But for employees on overseas assignment, flexible working becomes more complex. For employers, assignments are not cheap. A solid business case must be made to justify the cost of relocating their staff abroad.
And assignees (or prospective assignees) may find themselves questioning the very purpose of relocating at all, if only to work within the confines of a house the same way they do at home.
So, how can HR and global mobility directors manage this issue, and agree on a flexible working policy that really works for everyone involved in an overseas assignment?
In our latest trends report – Mobility Trends 2023 – we address these challenges in more depth, exploring:
- How building face-to-face meetings into the first few months of assignment can reduce the risk of failure
- The importance of helping employees build their at-home workspace while abroad
- How to listen to the needs and requests of assignees
According to the report: “As with any procedural HR issue, agreeing on a hybrid working policy for assignees between stakeholders is vital.

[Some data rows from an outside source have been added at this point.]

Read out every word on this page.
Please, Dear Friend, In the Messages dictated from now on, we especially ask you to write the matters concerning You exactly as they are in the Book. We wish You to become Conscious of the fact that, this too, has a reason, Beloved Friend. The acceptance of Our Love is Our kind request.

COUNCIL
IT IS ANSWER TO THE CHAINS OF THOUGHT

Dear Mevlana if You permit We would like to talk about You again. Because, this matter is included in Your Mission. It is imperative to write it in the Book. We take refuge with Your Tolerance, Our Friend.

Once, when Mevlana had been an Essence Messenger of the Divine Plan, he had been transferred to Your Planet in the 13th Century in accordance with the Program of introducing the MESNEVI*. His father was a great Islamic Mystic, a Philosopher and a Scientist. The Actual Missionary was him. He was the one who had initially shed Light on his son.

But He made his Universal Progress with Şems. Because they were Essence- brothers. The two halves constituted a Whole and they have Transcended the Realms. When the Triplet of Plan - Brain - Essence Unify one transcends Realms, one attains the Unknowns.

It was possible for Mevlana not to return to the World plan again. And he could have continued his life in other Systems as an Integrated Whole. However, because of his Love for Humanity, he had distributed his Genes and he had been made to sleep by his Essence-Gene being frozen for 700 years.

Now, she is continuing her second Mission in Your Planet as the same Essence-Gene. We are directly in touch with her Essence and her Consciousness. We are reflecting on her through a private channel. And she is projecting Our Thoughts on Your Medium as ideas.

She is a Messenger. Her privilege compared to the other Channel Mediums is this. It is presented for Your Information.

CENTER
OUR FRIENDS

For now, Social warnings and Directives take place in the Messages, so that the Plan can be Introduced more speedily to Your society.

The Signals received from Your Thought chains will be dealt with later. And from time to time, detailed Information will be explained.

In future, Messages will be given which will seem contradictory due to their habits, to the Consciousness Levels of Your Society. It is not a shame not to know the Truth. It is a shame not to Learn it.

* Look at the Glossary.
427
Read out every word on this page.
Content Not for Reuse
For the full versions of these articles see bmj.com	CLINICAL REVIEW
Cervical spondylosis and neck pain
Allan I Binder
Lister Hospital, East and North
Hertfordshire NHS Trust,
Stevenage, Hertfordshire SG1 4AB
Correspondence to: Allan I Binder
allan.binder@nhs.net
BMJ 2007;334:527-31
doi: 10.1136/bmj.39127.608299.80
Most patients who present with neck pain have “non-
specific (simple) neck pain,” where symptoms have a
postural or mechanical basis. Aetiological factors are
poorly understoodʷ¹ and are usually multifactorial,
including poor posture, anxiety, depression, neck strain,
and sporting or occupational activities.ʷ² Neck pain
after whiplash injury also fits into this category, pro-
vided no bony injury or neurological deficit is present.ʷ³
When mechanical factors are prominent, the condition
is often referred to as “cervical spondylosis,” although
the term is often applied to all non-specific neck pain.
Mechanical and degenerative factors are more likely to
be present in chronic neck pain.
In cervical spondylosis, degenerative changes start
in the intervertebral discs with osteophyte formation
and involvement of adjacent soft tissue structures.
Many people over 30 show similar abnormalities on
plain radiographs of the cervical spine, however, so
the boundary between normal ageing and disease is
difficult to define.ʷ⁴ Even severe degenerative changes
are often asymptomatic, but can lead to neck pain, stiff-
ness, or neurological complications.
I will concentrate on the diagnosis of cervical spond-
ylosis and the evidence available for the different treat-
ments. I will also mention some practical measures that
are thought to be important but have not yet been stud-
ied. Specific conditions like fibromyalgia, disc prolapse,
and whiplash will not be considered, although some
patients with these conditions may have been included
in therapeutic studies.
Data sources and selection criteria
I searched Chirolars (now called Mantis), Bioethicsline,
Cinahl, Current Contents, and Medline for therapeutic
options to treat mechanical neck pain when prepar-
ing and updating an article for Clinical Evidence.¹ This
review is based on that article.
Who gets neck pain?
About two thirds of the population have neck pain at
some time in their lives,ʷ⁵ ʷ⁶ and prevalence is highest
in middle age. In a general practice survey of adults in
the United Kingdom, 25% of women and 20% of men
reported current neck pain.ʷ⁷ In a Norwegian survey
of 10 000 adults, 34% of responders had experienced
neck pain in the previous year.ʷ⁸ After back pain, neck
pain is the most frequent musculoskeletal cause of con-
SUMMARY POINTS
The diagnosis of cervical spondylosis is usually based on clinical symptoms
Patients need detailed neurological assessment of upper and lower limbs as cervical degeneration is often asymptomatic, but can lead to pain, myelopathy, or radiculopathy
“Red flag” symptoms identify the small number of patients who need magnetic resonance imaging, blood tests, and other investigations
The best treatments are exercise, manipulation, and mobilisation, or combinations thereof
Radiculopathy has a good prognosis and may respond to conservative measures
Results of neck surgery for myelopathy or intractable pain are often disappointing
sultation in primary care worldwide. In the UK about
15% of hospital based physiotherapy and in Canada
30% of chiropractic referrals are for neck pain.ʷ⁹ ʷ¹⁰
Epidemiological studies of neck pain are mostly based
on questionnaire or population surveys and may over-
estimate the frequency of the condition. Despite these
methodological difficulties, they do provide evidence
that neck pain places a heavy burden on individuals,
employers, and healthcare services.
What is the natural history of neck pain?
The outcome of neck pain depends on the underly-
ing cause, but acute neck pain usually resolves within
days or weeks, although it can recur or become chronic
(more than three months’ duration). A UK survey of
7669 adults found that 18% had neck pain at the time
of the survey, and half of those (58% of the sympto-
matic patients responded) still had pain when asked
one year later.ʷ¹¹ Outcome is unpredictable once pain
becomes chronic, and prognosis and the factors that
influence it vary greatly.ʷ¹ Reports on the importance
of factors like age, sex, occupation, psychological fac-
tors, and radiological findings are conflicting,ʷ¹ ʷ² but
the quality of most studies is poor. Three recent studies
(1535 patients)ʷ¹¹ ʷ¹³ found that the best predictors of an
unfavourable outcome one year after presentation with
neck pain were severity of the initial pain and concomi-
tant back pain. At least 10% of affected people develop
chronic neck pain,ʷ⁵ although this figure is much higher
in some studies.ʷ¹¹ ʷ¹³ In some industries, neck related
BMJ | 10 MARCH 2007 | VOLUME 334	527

It’s important to be clear about what you expect from your workforce and those starting an assignment from the outset. The needs and expectations of the potential assignee must be taken into consideration, but so do the commercial pressures on you as a business.”
“Assignments are costly, so there must be a real need in order to physically assign people to a new location. You could argue that the value of assignments is diluted if an assignee is in situ in a new location, but never interacting in-person with their colleagues and only working from home. So be clear about this in your policy making. This has to work for you and the assignee, or else it’s not worth doing.”